Kathmandu (AsiaNews) - Pechino e Kathmandu chiudono i confini per evitare qualsiasi influenza esterna durante il  il 18mo Congresso del Partito comunista cinese (Pcc). Secondo gli esperti la mossa della Cina serve per bloccare sul nascere eventuali iniziative di protesta della comunità tibetana in esilio in Nepal.

Nei prossimi giorni nulla potrà transitare fra le due frontiere, che riapriranno solo il 9 novembre.  La decisione ha scatenato la protesta di numerosi uomini d'affari e aziende di entrambi i Paesi, che hanno chiesto a entrambi i governi di regolare il passaggio lungo i confini invece del blocco.
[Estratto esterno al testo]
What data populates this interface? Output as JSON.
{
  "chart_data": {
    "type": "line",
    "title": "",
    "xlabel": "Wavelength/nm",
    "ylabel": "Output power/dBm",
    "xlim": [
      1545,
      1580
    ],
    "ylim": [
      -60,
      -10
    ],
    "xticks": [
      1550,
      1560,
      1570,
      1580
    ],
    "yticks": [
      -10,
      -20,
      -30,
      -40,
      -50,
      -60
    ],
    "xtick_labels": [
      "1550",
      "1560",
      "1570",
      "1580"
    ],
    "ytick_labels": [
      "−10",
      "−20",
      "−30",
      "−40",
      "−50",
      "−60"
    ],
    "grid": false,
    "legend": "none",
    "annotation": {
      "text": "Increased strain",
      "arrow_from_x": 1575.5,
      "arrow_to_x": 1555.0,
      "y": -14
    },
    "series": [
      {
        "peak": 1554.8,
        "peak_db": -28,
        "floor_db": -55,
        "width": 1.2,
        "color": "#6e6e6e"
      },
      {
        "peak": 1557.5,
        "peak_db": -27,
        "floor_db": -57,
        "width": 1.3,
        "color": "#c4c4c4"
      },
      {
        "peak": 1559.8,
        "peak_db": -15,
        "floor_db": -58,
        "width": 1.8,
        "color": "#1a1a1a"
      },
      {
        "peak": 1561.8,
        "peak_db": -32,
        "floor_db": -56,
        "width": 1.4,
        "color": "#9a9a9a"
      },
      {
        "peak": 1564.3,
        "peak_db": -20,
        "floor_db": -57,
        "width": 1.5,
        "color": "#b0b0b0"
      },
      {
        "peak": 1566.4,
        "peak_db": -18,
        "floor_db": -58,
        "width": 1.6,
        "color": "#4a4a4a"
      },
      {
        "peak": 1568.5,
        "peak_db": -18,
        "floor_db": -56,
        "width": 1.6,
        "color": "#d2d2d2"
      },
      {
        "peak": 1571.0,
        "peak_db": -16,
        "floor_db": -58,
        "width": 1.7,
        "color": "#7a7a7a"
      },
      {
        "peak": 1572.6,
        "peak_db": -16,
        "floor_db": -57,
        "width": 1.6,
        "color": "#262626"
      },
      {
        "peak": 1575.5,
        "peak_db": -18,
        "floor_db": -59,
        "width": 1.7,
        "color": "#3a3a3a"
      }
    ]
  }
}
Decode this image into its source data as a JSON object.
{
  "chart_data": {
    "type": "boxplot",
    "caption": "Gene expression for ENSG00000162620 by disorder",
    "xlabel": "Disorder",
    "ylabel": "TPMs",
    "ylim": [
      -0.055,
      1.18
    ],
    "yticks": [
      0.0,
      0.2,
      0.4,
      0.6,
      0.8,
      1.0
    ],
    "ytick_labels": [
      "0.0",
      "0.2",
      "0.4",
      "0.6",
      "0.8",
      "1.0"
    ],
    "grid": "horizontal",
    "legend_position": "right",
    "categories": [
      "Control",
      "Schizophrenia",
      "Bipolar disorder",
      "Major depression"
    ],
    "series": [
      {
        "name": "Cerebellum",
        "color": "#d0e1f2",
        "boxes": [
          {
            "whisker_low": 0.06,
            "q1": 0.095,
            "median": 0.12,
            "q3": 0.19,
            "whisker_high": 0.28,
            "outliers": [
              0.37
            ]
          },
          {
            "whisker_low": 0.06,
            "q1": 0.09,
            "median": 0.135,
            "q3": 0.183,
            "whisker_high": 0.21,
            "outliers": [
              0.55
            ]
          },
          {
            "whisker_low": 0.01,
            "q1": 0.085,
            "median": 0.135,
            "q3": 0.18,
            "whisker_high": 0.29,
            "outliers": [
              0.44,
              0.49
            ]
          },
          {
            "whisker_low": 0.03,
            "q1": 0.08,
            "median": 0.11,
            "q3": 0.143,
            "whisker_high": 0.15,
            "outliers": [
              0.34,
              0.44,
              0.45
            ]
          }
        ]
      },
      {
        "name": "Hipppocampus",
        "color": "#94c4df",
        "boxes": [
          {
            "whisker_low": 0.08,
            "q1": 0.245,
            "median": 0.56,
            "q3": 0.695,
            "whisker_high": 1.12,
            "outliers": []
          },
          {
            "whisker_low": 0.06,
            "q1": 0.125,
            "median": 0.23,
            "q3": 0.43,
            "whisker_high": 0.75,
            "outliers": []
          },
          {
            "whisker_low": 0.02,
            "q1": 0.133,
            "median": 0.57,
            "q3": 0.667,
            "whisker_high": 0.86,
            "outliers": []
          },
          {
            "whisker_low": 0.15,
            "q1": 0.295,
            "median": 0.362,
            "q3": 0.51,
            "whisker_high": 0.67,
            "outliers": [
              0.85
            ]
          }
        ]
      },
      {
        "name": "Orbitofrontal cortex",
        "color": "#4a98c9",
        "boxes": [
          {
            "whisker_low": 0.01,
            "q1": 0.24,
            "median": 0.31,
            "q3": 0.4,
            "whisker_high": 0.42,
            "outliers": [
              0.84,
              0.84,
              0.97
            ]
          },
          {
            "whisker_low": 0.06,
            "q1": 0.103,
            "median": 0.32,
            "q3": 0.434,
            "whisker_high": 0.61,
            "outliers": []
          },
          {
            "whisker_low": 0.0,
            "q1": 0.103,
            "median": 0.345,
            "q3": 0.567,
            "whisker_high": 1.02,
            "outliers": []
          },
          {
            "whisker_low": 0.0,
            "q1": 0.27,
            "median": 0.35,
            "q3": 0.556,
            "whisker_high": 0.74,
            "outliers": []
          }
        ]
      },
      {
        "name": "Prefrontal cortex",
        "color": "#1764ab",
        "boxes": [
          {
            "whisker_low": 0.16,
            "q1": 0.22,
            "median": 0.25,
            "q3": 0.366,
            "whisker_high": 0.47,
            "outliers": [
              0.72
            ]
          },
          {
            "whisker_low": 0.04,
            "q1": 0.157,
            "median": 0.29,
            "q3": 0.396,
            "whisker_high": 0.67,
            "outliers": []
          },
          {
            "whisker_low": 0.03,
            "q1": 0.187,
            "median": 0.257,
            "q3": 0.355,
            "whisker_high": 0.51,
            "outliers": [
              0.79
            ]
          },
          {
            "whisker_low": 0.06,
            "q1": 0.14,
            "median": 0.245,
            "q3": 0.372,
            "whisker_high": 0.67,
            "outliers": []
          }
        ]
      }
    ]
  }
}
Suraj Baidhya, industriale ed ex responsabile della Camera di commercio nepalese spiega che "in nome della sicurezza, Pechino e i maoisti nepalesi sono disposti a far predere migliaia di dollari alle proprie aziende".

Secondo Lokraj Baral, docente universitario, "La Cina teme l'ingresso di occidentali e leader tibetani". Lo studioso sostiene che il governo cinese è paranoico ed enfatizza la reale minaccia dei tibetani in esilio in Nepal, già sottoposti da anni a misure di sicurezza molto rigide.

Il Nepal ha 1.414 km di frontiera in comune con il Tibet. Dal 1990 al 2006 la monarchia parlamentare, su consiglio dell'India, ha consentito la libera circolazione degli esuli tibetani nel Paese. Il Dalai Lama e membri del governo tibetano in esilio a Dharamsala (India) hanno visitato più volte il Paese. A tutt'oggi sono oltre 20mila i rifugiati tibetani registrati presso gli uffici Onu. Dopo l'abolizione della monarchia nel 2006 e la salita al potere di formazioni maoiste e comuniste il Nepal ha cambiato rotta, abbandonando lo storico alleato indiano e allacciando stretti rapporti con la Cina. In cambio di aiuti economici Pechino ha chiesto la repressione di qualsiasi manifestazione anticinese.